SILCAAT IL-2 study saved as investigators take over responsibility and Chiron agrees to continue funding

The Chiron Corporation has apparently reversed its decision to stop funding the SILCAAT phase III study of recombinant interleukin-2 (IL-2), and has agreed to hand over responsibility for the trial to the investigators.

The agreement comes three months after an announcement of “a business decision” by the company that it would halt the study because it would take longer and be more expensive than expected.

SILCAAT (Study of IL-2 in people with low CD4+ T cell counts on Active Anti-HIV Therapy) is a randomised, controlled, open label trial of subcutaneous IL-2 that has been following nearly 2,000 people with advanced HIV infection at 137 clinical sites in 11 countries. The trial study is designed to compare outcomes of HIV-positive persons with CD4 cell counts between 50-299/mm3 randomised to receive IL-2 in addition to antiretroviral therapy with a control group of individuals treated with antiretroviral therapy alone.

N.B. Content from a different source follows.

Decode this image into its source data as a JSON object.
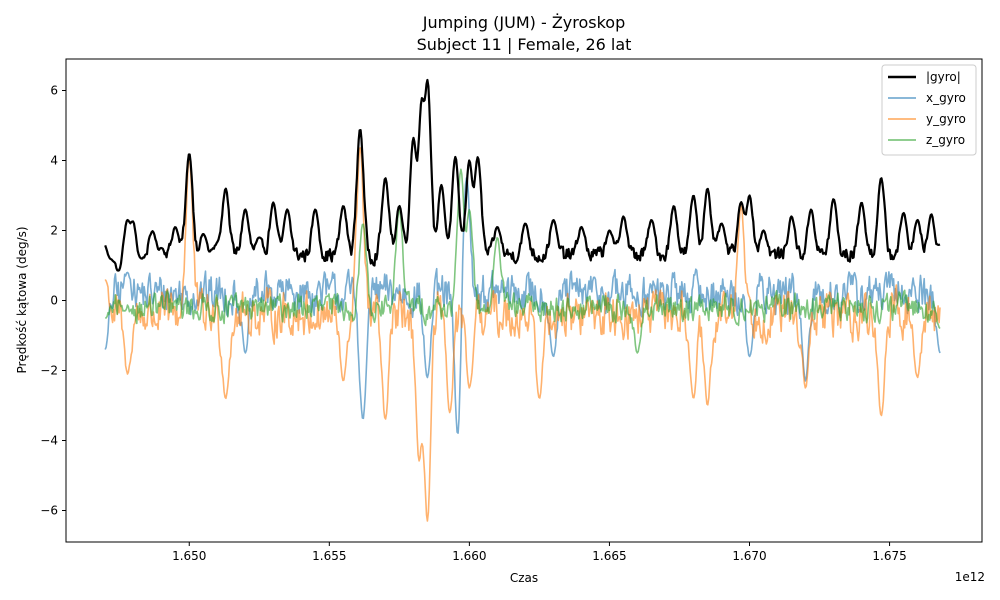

Chiron completed two scheduled interim analyses of data from the trial, including data from 1,000 patients followed for a year. Participation is expected to last four to six years. The trial continued while Chiron negotiated with the Scientific Committee for SILCAAT.

Chiron said they had expected the study to cost $75 million, but that had now been revised up to $160 million. The announcement that Chiron would halt the trial provoked much criticism of the company.

Announcing the change of heart, Chiron president Craig Wheeler, said: “We did not anticipate the amount of support this trial had in the HIV scientific community.”

Chiron has not said how much funding it will make available to the study but a report in the San Francisco Chronicle said it would give $5 million annually for three to four years, rather than the original promise of $20 million a year for four to five years. A researcher was quoted in the Chronicle saying he feared the study could “fall apart” if colleagues dropped out because they could not cover their costs.

Interleukins signal the immune system to act when it is under attack. Interleukin-2 in particular causes more CD4+ T cells to be produced. During HIV infection, natural IL-2 production gradually declines. Treatment with supplemental IL-2 therapy is being studied as a way to increase CD4+ T cell counts and possibly improve immune function.